C’est un’ dam’ qui m’offre d’abord
De quoi l’avoir pour un an d’ vivres ;
Trop galant pour n’êtr’ pas d’ son bord,
Je suis bientôt tombé d’accord,
En empoignant les deux cents livres.

MIGNARD.

Mais quelle est cette dame, cette vieille Dulcinée la connais-tu ?

BRIDOIS.

Tout ce que je sais, c’est qu’elle n’a jamais vu Monsieur Molière ; et rien que sur sa réputation, elle est folle de lui.

MOLIÈRE.

C’est charmant !

MIGNARD.

C’est juste. Mais que sais-tu davantage ?

BRIDOIS.

Je sais qu’elle est riche et marquise.

MOLIÈRE.

Une nouvelle d’Escarbagnas.

BRIDOIS.

Non, elle se nomme la marquise d’Ampouf.

MIGNARD.

D’Ampouf ! C’est délicieux.

BRIDOIS.

Elle m’attend là-bas... Je vais la chercher.

MOLIÈRE.

Je frémis...

MIGNARD.

Voyons-là ; nous rirons.

MOLIÈRE.

Je m’esquive.

BRIDOIS.

Puisque l’un de vous deux est Monsieur Molière, je vais la quérir... Vous ferez le bonheur d’une femme sensible qui a des écus.

MOLIÈRE.

Et soixante ans.

BRIDOIS.

Cinquante-cinq au plus. Elle est bien farce, allez.

Air : Souvenez-vous en.

Je vais vite vous chercher
L’objet qui doit vous toucher ;
Permettez-lui d’approcher,
Et surtout sans vous fâcher...
Oui, c’est un objet charmant,
Souvenez-vous en
(Bis.)
Et n’allez pas faire un pouf
À la marquise d’Ampouf.

 

 

Scène VI

 

MOLIÈRE, MIGNARD

 

MIGNARD.

Demeure, nous nous amuserons.

MOLIÈRE.

Je suis, forcé de te quitter ; on m’attend.
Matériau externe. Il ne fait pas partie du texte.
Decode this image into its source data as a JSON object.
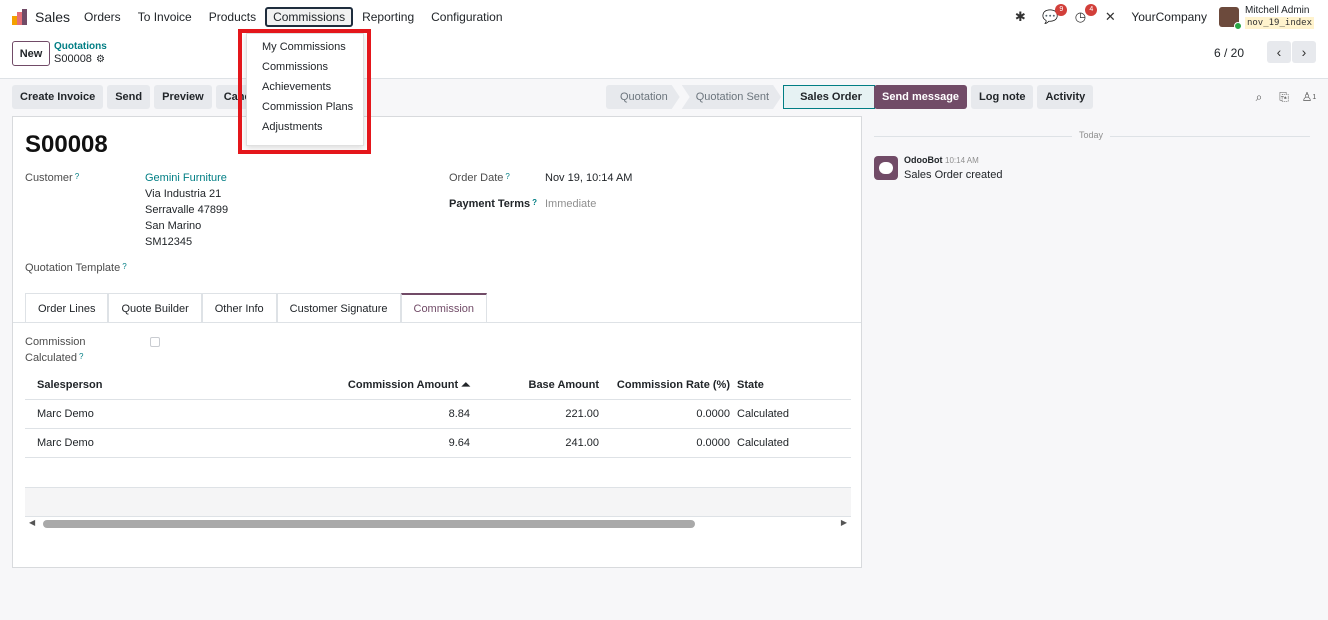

Un jeune amoureux...

MIGNARD.

Un amoureux... Bon, c’est un remplaçant dans les moments difficiles.

MOLIÈRE.

Bonne idée ! Reçois la vieille marquise en attendant.

MIGNARD.

Je la recevrai... L’amitié va faire une corvée.

MOLIÈRE, sortant.

À charge de revanche.

 

 

Scène VII

 

MIGNARD, seul

 

Il y a dans toute association humaine, l’article pertes et bénéfices. On peut bien commencer par l’article pertes, quand c’est avec Molière qu’on s’associe d’amitié.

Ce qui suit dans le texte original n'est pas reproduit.